GSOD Example
The Global Surface Summary of Day (GSOD) is a dataset produced by the National Climatic Data Center (NCDC) in Asheville NC, using daily summaries of weather conditions compiled by the USAF Climatology Center. Elements available from each station include min, mean, and max temperatures, dew point, pressures, visibility, wind speeds, and precipitation.
The entire GSOD dataset is quite large (more than 7GB at the time of writing), but a small sample covering 6 Texas cities for the year 1988 is provided for purposes of running this demo.
Prerequisites
Before attempting to start this demo, you should have a running Cassandra cluster, and a Newts REST endpoint. Setting up Cassandra is beyond the scope of this document, so have a look at the Cassandra Wiki if you need help with that. Directions on setting up a REST endpoint can be found in the README for that module.
Building
To build the GSOD example code, run::
mvn install
Importing Data
To import the included data, run::
java -cp target/newts-gsod-1.0.0-SNAPSHOT-jar-with-dependencies.jar \
org.opennms.newts.gsod.ImportRunner -p 100 \
ftp.ncdc.noaa.gov/pub/data/gsod/1988
The importer accepts a single argument for the name of a directory that is searched recursively for GSOD data files. You can load additional data by changing this argument accordingly::
java -cp target/newts-gsod-1.0.0-SNAPSHOT-jar-with-dependencies.jar \
org.opennms.newts.gsod.ImportRunner -p 100 \
/path/to/additional/data
The import process connects to Cassandra directly, if necessary you can override the Cassandra hostname, port, and keyspace name using system properties.
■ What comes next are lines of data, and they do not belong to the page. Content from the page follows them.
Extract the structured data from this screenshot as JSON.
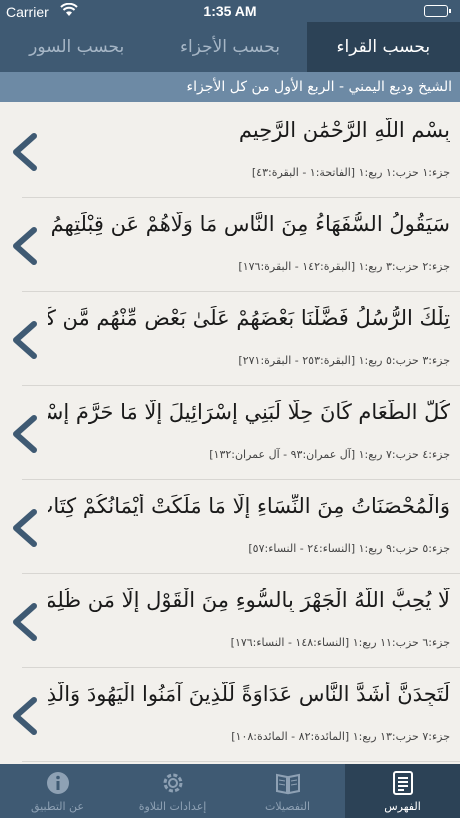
{
  "status": {
    "carrier": "Carrier",
    "time": "1:35 AM"
  },
  "top_tabs": [
    {
      "label": "بحسب السور",
      "active": false
    },
    {
      "label": "بحسب الأجزاء",
      "active": false
    },
    {
      "label": "بحسب القراء",
      "active": true
    }
  ],
  "subtitle": "الشيخ وديع اليمني - الربع الأول من كل الأجزاء",
  "rows": [
    {
      "verse": "بِسْمِ اللَّهِ الرَّحْمَٰنِ الرَّحِيمِ",
      "ref": "جزء:١ حزب:١ ربع:١  [الفاتحة:١ - البقرة:٤٣]"
    },
    {
      "verse": "سَيَقُولُ السُّفَهَاءُ مِنَ النَّاسِ مَا وَلَّاهُمْ عَن قِبْلَتِهِمُ الَّتِي كَانُوا عَلَيْهَا قُل",
      "ref": "جزء:٢ حزب:٣ ربع:١  [البقرة:١٤٢ - البقرة:١٧٦]"
    },
    {
      "verse": "تِلْكَ الرُّسُلُ فَضَّلْنَا بَعْضَهُمْ عَلَىٰ بَعْضٍ مِّنْهُم مَّن كَلَّمَ اللَّهُ وَرَفَعَ بَعْضَهُمْ",
      "ref": "جزء:٣ حزب:٥ ربع:١  [البقرة:٢٥٣ - البقرة:٢٧١]"
    },
    {
      "verse": "كُلُّ الطَّعَامِ كَانَ حِلًّا لِّبَنِي إِسْرَائِيلَ إِلَّا مَا حَرَّمَ إِسْرَائِيلُ عَلَىٰ نَفْسِهِ مِن",
      "ref": "جزء:٤ حزب:٧ ربع:١  [آل عمران:٩٣ - آل عمران:١٣٢]"
    },
    {
      "verse": "وَالْمُحْصَنَاتُ مِنَ النِّسَاءِ إِلَّا مَا مَلَكَتْ أَيْمَانُكُمْ كِتَابَ اللَّهِ عَلَيْكُمْ وَأُحِلَّ",
      "ref": "جزء:٥ حزب:٩ ربع:١  [النساء:٢٤ - النساء:٥٧]"
    },
    {
      "verse": "لَّا يُحِبُّ اللَّهُ الْجَهْرَ بِالسُّوءِ مِنَ الْقَوْلِ إِلَّا مَن ظُلِمَ وَكَانَ اللَّهُ سَمِيعًا عَلِيمًا",
      "ref": "جزء:٦ حزب:١١ ربع:١  [النساء:١٤٨ - النساء:١٧٦]"
    },
    {
      "verse": "لَتَجِدَنَّ أَشَدَّ النَّاسِ عَدَاوَةً لِّلَّذِينَ آمَنُوا الْيَهُودَ وَالَّذِينَ أَشْرَكُوا وَلَتَجِدَنَّ",
      "ref": "جزء:٧ حزب:١٣ ربع:١  [المائدة:٨٢ - المائدة:١٠٨]"
    }
  ],
  "tabbar": [
    {
      "label": "عن التطبيق",
      "icon": "info-icon",
      "active": false
    },
    {
      "label": "إعدادات التلاوة",
      "icon": "gear-icon",
      "active": false
    },
    {
      "label": "التفصيلات",
      "icon": "book-icon",
      "active": false
    },
    {
      "label": "الفهرس",
      "icon": "index-icon",
      "active": true
    }
  ],
  "colors": {
    "header": "#3f5a73",
    "active_tab": "#2c4256",
    "subtitle_bar": "#6d8aa5",
    "chevron": "#3f5a73"
  }
}
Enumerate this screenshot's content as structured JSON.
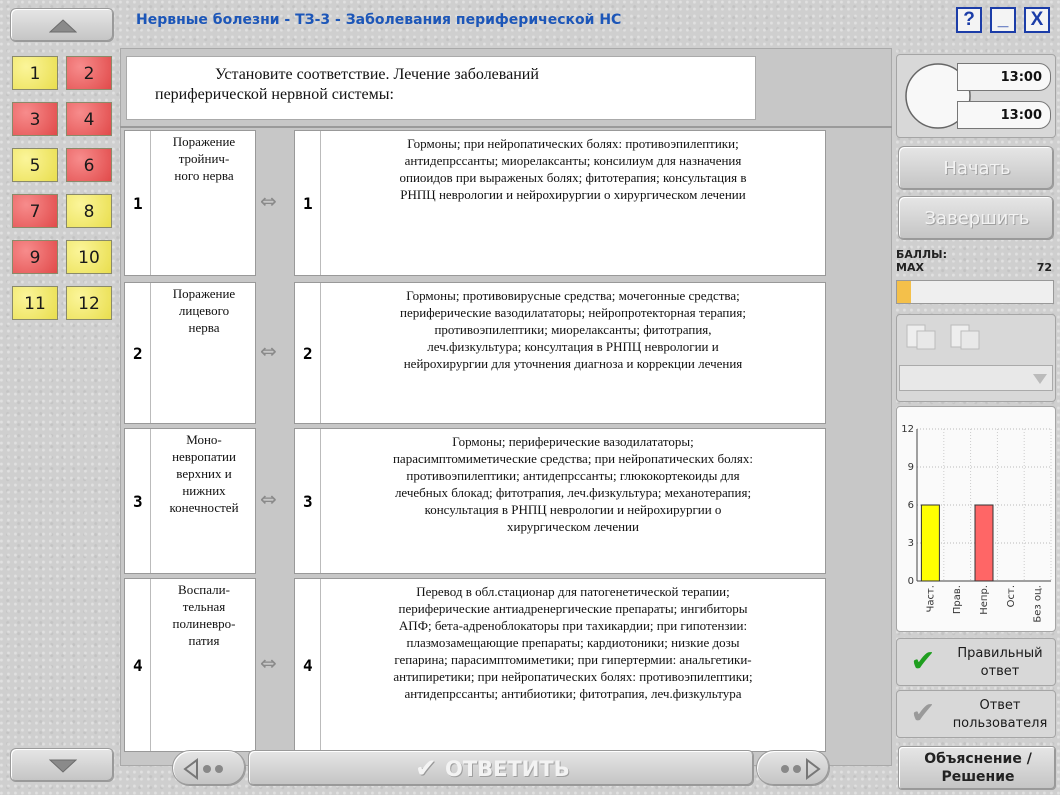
{
  "window": {
    "title": "Нервные болезни - ТЗ-3 - Заболевания периферической НС",
    "help_label": "?",
    "minimize_label": "_",
    "close_label": "X"
  },
  "questions": [
    {
      "label": "1",
      "state": "yellow"
    },
    {
      "label": "2",
      "state": "red"
    },
    {
      "label": "3",
      "state": "red"
    },
    {
      "label": "4",
      "state": "red"
    },
    {
      "label": "5",
      "state": "yellow"
    },
    {
      "label": "6",
      "state": "red"
    },
    {
      "label": "7",
      "state": "red"
    },
    {
      "label": "8",
      "state": "yellow"
    },
    {
      "label": "9",
      "state": "red"
    },
    {
      "label": "10",
      "state": "yellow"
    },
    {
      "label": "11",
      "state": "yellow"
    },
    {
      "label": "12",
      "state": "yellow"
    }
  ],
  "instruction": {
    "line1": "Установите соответствие. Лечение заболеваний",
    "line2": "периферической нервной системы:"
  },
  "rows": [
    {
      "left_num": "1",
      "left_lines": [
        "Поражение",
        "тройнич-",
        "ного нерва"
      ],
      "right_num": "1",
      "right_lines": [
        "Гормоны; при нейропатических болях: противоэпилептики;",
        "антидепрссанты; миорелаксанты; консилиум для назначения",
        "опиоидов при выраженых болях; фитотерапия; консультация в",
        "РНПЦ неврологии и нейрохирургии о хирургическом лечении"
      ]
    },
    {
      "left_num": "2",
      "left_lines": [
        "Поражение",
        "лицевого",
        "нерва"
      ],
      "right_num": "2",
      "right_lines": [
        "Гормоны; противовирусные средства; мочегонные средства;",
        "периферические вазодилататоры; нейропротекторная терапия;",
        "противоэпилептики; миорелаксанты; фитотрапия,",
        "леч.физкультура; консултация в РНПЦ неврологии и",
        "нейрохирургии для уточнения диагноза и коррекции лечения"
      ]
    },
    {
      "left_num": "3",
      "left_lines": [
        "Моно-",
        "невропатии",
        "верхних и",
        "нижних",
        "конечностей"
      ],
      "right_num": "3",
      "right_lines": [
        "Гормоны; периферические вазодилататоры;",
        "парасимптомиметические средства; при нейропатических болях:",
        "противоэпилептики; антидепрссанты; глюкокортекоиды для",
        "лечебных блокад; фитотрапия, леч.физкультура; механотерапия;",
        "консультация в РНПЦ неврологии и нейрохирургии о",
        "хирургическом лечении"
      ]
    },
    {
      "left_num": "4",
      "left_lines": [
        "Воспали-",
        "тельная",
        "полиневро-",
        "патия"
      ],
      "right_num": "4",
      "right_lines": [
        "Перевод в обл.стационар для патогенетической терапии;",
        "периферические антиадренергические препараты; ингибиторы",
        "АПФ; бета-адреноблокаторы при тахикардии; при гипотензии:",
        "плазмозамещающие препараты; кардиотоники; низкие дозы",
        "гепарина; парасимптомиметики; при гипертермии: анальгетики-",
        "антипиретики; при нейропатических болях: противоэпилептики;",
        "антидепрссанты; антибиотики; фитотрапия, леч.физкультура"
      ]
    }
  ],
  "timer": {
    "time1": "13:00",
    "time2": "13:00"
  },
  "controls": {
    "start_label": "Начать",
    "finish_label": "Завершить",
    "score_label": "БАЛЛЫ:",
    "max_label": "MAX",
    "max_value": "72",
    "score_fill_fraction": 0.09,
    "answer_label": "ОТВЕТИТЬ",
    "correct_answer_label": "Правильный ответ",
    "user_answer_label": "Ответ пользователя",
    "explain_label_line1": "Объяснение /",
    "explain_label_line2": "Решение"
  },
  "chart_data": {
    "type": "bar",
    "categories": [
      "Част.",
      "Прав.",
      "Непр.",
      "Ост.",
      "Без оц."
    ],
    "values": [
      6,
      0,
      6,
      0,
      0
    ],
    "colors": [
      "#ffff00",
      "#ffff00",
      "#ff6666",
      "#999999",
      "#999999"
    ],
    "yticks": [
      0,
      3,
      6,
      9,
      12
    ],
    "ylim": [
      0,
      12
    ],
    "grid": true
  }
}
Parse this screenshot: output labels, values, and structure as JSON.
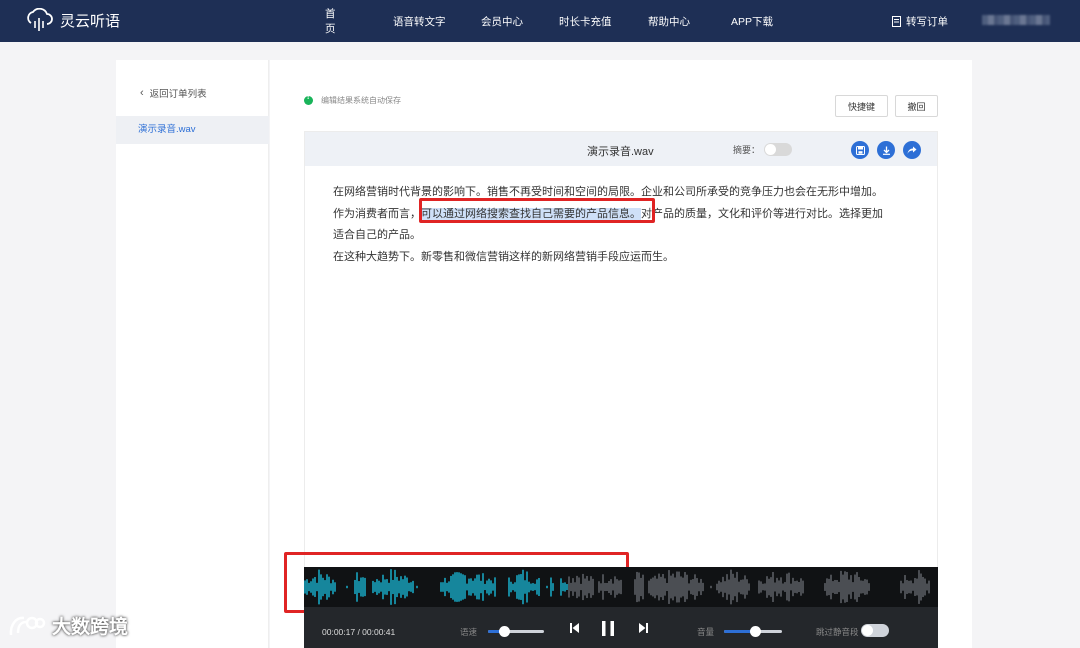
{
  "app": {
    "name": "灵云听语"
  },
  "nav": {
    "items": [
      "首页",
      "语音转文字",
      "会员中心",
      "时长卡充值",
      "帮助中心",
      "APP下载"
    ],
    "order_link": "转写订单"
  },
  "sidebar": {
    "back_label": "返回订单列表",
    "files": [
      "演示录音.wav"
    ]
  },
  "main": {
    "autosave_text": "编辑结果系统自动保存",
    "shortcut_button": "快捷键",
    "undo_button": "撤回",
    "file_title": "演示录音.wav",
    "summary_label": "摘要：",
    "text": {
      "line1": "在网络营销时代背景的影响下。销售不再受时间和空间的局限。企业和公司所承受的竞争压力也会在无形中增加。",
      "line2_a": "作为消费者而言，",
      "line2_highlight": "可以通过网络搜索查找自己需要的产品信息。",
      "line2_b": "对产品的质量，文化和评价等进行对比。选择更加",
      "line3": "适合自己的产品。",
      "line4": "在这种大趋势下。新零售和微信营销这样的新网络营销手段应运而生。"
    }
  },
  "player": {
    "time": "00:00:17 / 00:00:41",
    "speed_label": "语速",
    "volume_label": "音量",
    "skip_silence_label": "跳过静音段",
    "progress": 0.415,
    "speed_level": 0.3,
    "volume_level": 0.55,
    "played_color": "#19c6e6",
    "unplayed_color": "#6b6f75"
  },
  "watermark": {
    "text": "大数跨境"
  },
  "colors": {
    "nav_bg": "#1e2f55",
    "accent": "#2d6fd6",
    "highlight_box": "#e02424"
  }
}
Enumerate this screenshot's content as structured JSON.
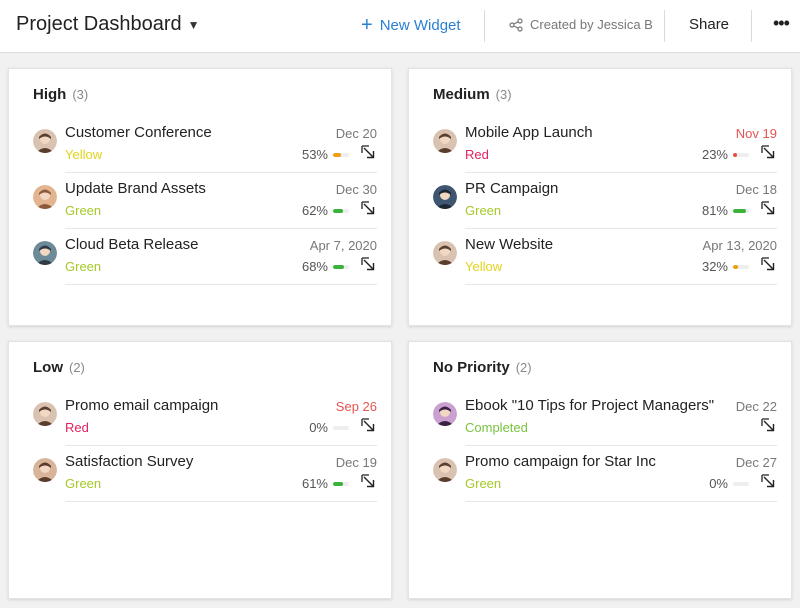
{
  "header": {
    "title": "Project Dashboard",
    "new_widget_label": "New Widget",
    "created_by": "Created by Jessica B",
    "share_label": "Share",
    "more_label": "•••"
  },
  "colors": {
    "accent": "#2a7fd4",
    "yellow": "#e3d21a",
    "green": "#a4c92a",
    "red": "#e0245e",
    "completed": "#7ac23f",
    "bar_orange": "#f39c12",
    "bar_green": "#3bb33b",
    "bar_red": "#e74c3c"
  },
  "cards": [
    {
      "title": "High",
      "count": "(3)",
      "rows": [
        {
          "name": "Customer Conference",
          "status": "Yellow",
          "status_class": "s-yellow",
          "date": "Dec 20",
          "overdue": false,
          "pct": "53%",
          "progress": 0.53,
          "bar_color": "#f39c12",
          "avatar": "a1"
        },
        {
          "name": "Update Brand Assets",
          "status": "Green",
          "status_class": "s-green",
          "date": "Dec 30",
          "overdue": false,
          "pct": "62%",
          "progress": 0.62,
          "bar_color": "#3bb33b",
          "avatar": "a2"
        },
        {
          "name": "Cloud Beta Release",
          "status": "Green",
          "status_class": "s-green",
          "date": "Apr 7, 2020",
          "overdue": false,
          "pct": "68%",
          "progress": 0.68,
          "bar_color": "#3bb33b",
          "avatar": "a3"
        }
      ]
    },
    {
      "title": "Medium",
      "count": "(3)",
      "rows": [
        {
          "name": "Mobile App Launch",
          "status": "Red",
          "status_class": "s-red",
          "date": "Nov 19",
          "overdue": true,
          "pct": "23%",
          "progress": 0.23,
          "bar_color": "#e74c3c",
          "avatar": "a1"
        },
        {
          "name": "PR Campaign",
          "status": "Green",
          "status_class": "s-green",
          "date": "Dec 18",
          "overdue": false,
          "pct": "81%",
          "progress": 0.81,
          "bar_color": "#3bb33b",
          "avatar": "a4"
        },
        {
          "name": "New Website",
          "status": "Yellow",
          "status_class": "s-yellow",
          "date": "Apr 13, 2020",
          "overdue": false,
          "pct": "32%",
          "progress": 0.32,
          "bar_color": "#f39c12",
          "avatar": "a1"
        }
      ]
    },
    {
      "title": "Low",
      "count": "(2)",
      "rows": [
        {
          "name": "Promo email campaign",
          "status": "Red",
          "status_class": "s-red",
          "date": "Sep 26",
          "overdue": true,
          "pct": "0%",
          "progress": 0,
          "bar_color": "#e74c3c",
          "avatar": "a1"
        },
        {
          "name": "Satisfaction Survey",
          "status": "Green",
          "status_class": "s-green",
          "date": "Dec 19",
          "overdue": false,
          "pct": "61%",
          "progress": 0.61,
          "bar_color": "#3bb33b",
          "avatar": "a5"
        }
      ]
    },
    {
      "title": "No Priority",
      "count": "(2)",
      "rows": [
        {
          "name": "Ebook \"10 Tips for Project Managers\"",
          "status": "Completed",
          "status_class": "s-completed",
          "date": "Dec 22",
          "overdue": false,
          "pct": "",
          "progress": null,
          "bar_color": "",
          "avatar": "a6"
        },
        {
          "name": "Promo campaign for Star Inc",
          "status": "Green",
          "status_class": "s-green",
          "date": "Dec 27",
          "overdue": false,
          "pct": "0%",
          "progress": 0,
          "bar_color": "#3bb33b",
          "avatar": "a1"
        }
      ]
    }
  ]
}
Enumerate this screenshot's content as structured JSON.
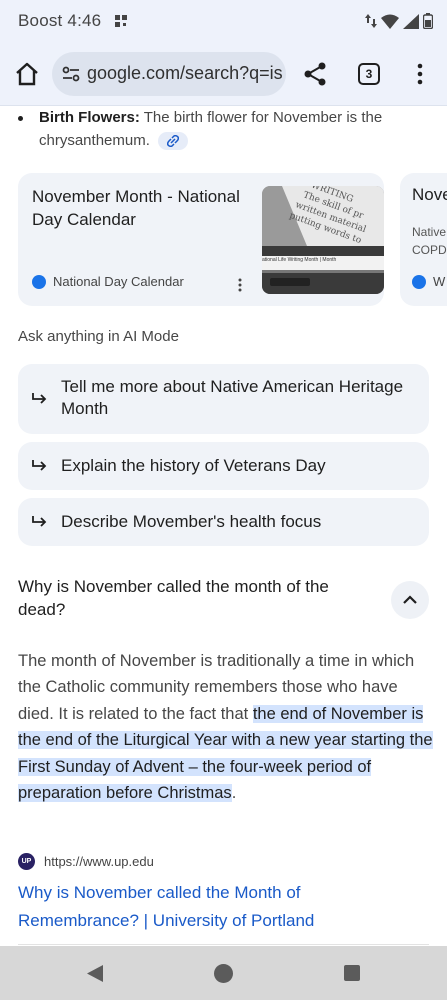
{
  "status_bar": {
    "carrier": "Boost",
    "time": "4:46"
  },
  "toolbar": {
    "url": "google.com/search?q=is",
    "tab_count": "3"
  },
  "bullet": {
    "label": "Birth Flowers:",
    "text": " The birth flower for November is the chrysanthemum."
  },
  "cards": [
    {
      "title": "November Month - National Day Calendar",
      "source": "National Day Calendar",
      "thumb_caption": "ational Life Writing Month | Month"
    },
    {
      "title": "Nove",
      "snippet_line1": "Native",
      "snippet_line2": "COPD",
      "source": "W"
    }
  ],
  "ask_section": {
    "label": "Ask anything in AI Mode",
    "suggestions": [
      {
        "line1": "Tell me more about Native American Heritage",
        "line2": "Month"
      },
      {
        "line1": "Explain the history of Veterans Day"
      },
      {
        "line1": "Describe Movember's health focus"
      }
    ]
  },
  "faq": {
    "question": "Why is November called the month of the dead?",
    "answer_plain": "The month of November is traditionally a time in which the Catholic community remembers those who have died. It is related to the fact that ",
    "answer_highlight": "the end of November is the end of the Liturgical Year with a new year starting the First Sunday of Advent – the four-week period of preparation before Christmas",
    "answer_end": ".",
    "source_logo": "UP",
    "source_url": "https://www.up.edu",
    "source_title": "Why is November called the Month of Remembrance? | University of Portland"
  }
}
For example::
java -Dcassandra.keyspace=newts -Dcassandra.host=localhost -Dcassandra.port=9042 \
-cp target/newts-gsod-1.0.0-SNAPSHOT-jar-with-dependencies.jar \
org.opennms.newts.gsod.ImportRunner -p 100 \
ftp.ncdc.noaa.gov/pub/data/gsod/1988
Usage for Importer
java -cp target/newts-gsod-1.0.0-SNAPSHOT-jar-with-dependencies.jar org.opennms.newts.gsod.ImportRunner2 [options] sourceDir
sourceDir : the source directory that contains gsod data to import. These must be gzip’d files -n (–samples-per-batch) sample-count : the maxinum number of samples to include in each post to the repository (default: 1000) -p (–parallelism) thread-count : when using direct the size of the thread pool that posts the results. (defaults to 1 ie no parallelism) -q (–max-work-queue-size) batch-count : when using direct the max size of the work-queue (defaults to thread-count * 3) -u (–url) url : publish data via a Newts REST server at the given url (default: use direct access via Newts API)
Starting Demo Webserver
Issue the following to start the web server::
java -cp target/newts-gsod-1.0.0-SNAPSHOT-jar-with-dependencies.jar org.opennms.newts.gsod.Web
View Examples
You can either view individual graphs of the 6 Texas stations, or see a report of all 6 for the Summer of 1988.